Note
Click here to download the full example code
Timer quick start¶
In this tutorial, we’re going to cover the primary APIs of torch.utils.benchmark.Timer. The PyTorch Timer is based on the timeit.Timer API, with several PyTorch specific modifications. Familiarity with the builtin Timer class is not required for this tutorial, however we assume that the reader is familiar with the fundamentals of performance work.
For a more comprehensive performance tuning tutorial, see PyTorch Benchmark.
- Contents:
1. Defining a Timer¶
A Timer serves as a task definition.
from torch.utils.benchmark import Timer
timer = Timer(
# The computation which will be run in a loop and timed.
stmt="x * y",
# `setup` will be run before calling the measurement loop, and is used to
# populate any state which is needed by `stmt`
setup="""
x = torch.ones((128,))
y = torch.ones((128,))
""",
# Alternatively, ``globals`` can be used to pass variables from the outer scope.
# -------------------------------------------------------------------------
# ::
#
# globals={
# "x": torch.ones((128,)),
# "y": torch.ones((128,)),
# },
# Control the number of threads that PyTorch uses. (Default: 1)
num_threads=1,
)
2. Wall time: Timer.blocked_autorange(...)
¶
This method will handle details such as picking a suitable number if repeats, fixing the number of threads, and providing a convenient representation of the results.

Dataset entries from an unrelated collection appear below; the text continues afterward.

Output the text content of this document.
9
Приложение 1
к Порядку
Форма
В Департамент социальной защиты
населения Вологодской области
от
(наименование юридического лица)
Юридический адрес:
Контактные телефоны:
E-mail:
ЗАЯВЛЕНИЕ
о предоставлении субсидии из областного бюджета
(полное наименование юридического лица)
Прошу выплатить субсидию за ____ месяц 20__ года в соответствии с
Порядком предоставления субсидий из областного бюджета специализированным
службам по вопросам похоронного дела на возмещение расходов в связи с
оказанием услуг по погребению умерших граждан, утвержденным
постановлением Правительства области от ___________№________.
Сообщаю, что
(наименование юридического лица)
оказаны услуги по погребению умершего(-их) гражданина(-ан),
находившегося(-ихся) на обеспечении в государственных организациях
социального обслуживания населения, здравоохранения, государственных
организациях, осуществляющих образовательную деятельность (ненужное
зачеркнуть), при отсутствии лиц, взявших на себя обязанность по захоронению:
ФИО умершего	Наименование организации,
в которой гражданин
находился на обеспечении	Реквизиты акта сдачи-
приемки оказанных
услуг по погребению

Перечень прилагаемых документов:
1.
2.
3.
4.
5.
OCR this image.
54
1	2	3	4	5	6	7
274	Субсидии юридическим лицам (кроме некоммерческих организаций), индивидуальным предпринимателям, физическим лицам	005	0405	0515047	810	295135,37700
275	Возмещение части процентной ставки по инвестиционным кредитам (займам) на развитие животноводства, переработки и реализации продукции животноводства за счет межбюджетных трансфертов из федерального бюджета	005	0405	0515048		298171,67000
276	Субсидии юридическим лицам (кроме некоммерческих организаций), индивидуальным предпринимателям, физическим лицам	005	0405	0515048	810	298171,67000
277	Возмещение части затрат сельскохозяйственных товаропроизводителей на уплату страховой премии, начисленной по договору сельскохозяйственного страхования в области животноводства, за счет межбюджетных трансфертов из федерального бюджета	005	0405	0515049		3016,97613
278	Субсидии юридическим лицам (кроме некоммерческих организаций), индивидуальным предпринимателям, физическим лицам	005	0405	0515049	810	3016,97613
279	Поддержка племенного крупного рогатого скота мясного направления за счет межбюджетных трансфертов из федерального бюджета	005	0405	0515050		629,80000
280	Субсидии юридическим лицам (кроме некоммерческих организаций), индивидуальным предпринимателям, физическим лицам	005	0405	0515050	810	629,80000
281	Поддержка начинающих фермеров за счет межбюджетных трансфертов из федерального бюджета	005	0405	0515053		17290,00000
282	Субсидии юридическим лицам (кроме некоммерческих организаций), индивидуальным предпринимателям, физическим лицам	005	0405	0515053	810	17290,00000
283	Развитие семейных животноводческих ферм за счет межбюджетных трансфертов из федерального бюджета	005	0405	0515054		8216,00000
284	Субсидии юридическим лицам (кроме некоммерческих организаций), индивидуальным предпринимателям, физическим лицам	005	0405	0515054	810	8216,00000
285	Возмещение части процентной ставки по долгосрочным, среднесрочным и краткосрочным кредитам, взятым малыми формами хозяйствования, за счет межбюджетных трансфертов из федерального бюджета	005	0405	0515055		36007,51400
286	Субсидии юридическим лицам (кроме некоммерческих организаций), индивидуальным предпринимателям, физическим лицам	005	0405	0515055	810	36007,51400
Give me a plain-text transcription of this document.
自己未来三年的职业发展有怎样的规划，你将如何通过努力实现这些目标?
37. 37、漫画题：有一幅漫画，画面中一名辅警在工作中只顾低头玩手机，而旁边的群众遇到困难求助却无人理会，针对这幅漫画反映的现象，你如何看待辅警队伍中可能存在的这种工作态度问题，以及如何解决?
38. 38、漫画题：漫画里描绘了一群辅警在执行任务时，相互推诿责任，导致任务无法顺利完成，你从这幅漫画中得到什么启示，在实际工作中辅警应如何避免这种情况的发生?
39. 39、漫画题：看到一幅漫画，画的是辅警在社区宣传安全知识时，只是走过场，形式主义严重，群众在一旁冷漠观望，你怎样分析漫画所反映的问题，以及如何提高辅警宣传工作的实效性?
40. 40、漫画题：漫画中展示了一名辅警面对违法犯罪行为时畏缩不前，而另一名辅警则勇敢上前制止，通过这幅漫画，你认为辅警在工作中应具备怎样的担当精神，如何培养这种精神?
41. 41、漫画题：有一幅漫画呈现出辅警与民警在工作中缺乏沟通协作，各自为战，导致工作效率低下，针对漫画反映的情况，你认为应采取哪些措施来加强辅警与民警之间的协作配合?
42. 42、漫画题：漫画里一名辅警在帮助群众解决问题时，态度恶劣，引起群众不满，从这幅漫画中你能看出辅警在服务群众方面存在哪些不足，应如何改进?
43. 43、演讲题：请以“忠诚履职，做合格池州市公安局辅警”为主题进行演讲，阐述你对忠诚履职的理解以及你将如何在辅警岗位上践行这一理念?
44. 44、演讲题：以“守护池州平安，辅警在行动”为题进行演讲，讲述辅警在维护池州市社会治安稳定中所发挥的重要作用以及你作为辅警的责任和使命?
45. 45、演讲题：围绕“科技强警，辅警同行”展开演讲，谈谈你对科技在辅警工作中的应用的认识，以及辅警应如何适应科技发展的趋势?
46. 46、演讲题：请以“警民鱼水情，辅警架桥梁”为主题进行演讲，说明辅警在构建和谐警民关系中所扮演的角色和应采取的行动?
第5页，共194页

# Measurement objects store the results of multiple repeats, and provide
# various utility features.
from torch.utils.benchmark import Measurement
m: Measurement = timer.blocked_autorange(min_run_time=1)
print(m)
<torch.utils.benchmark.utils.common.Measurement object at 0x7f1929a38ed0>
x * y
setup:
x = torch.ones((128,))
y = torch.ones((128,))
Median: 2.34 us
IQR: 0.07 us (2.31 to 2.38)
424 measurements, 1000 runs per measurement, 1 thread
3. C++ snippets¶
from torch.utils.benchmark import Language
cpp_timer = Timer(
"x * y;",
"""
auto x = torch::ones({128});
auto y = torch::ones({128});
""",
language=Language.CPP,
)
print(cpp_timer.blocked_autorange(min_run_time=1))
<torch.utils.benchmark.utils.common.Measurement object at 0x7f192b019ed0>
x * y;
setup:
auto x = torch::ones({128});
auto y = torch::ones({128});
Median: 1.21 us
IQR: 0.03 us (1.20 to 1.23)
83 measurements, 10000 runs per measurement, 1 thread
Unsurprisingly, the C++ snippet is both faster and has lower variation.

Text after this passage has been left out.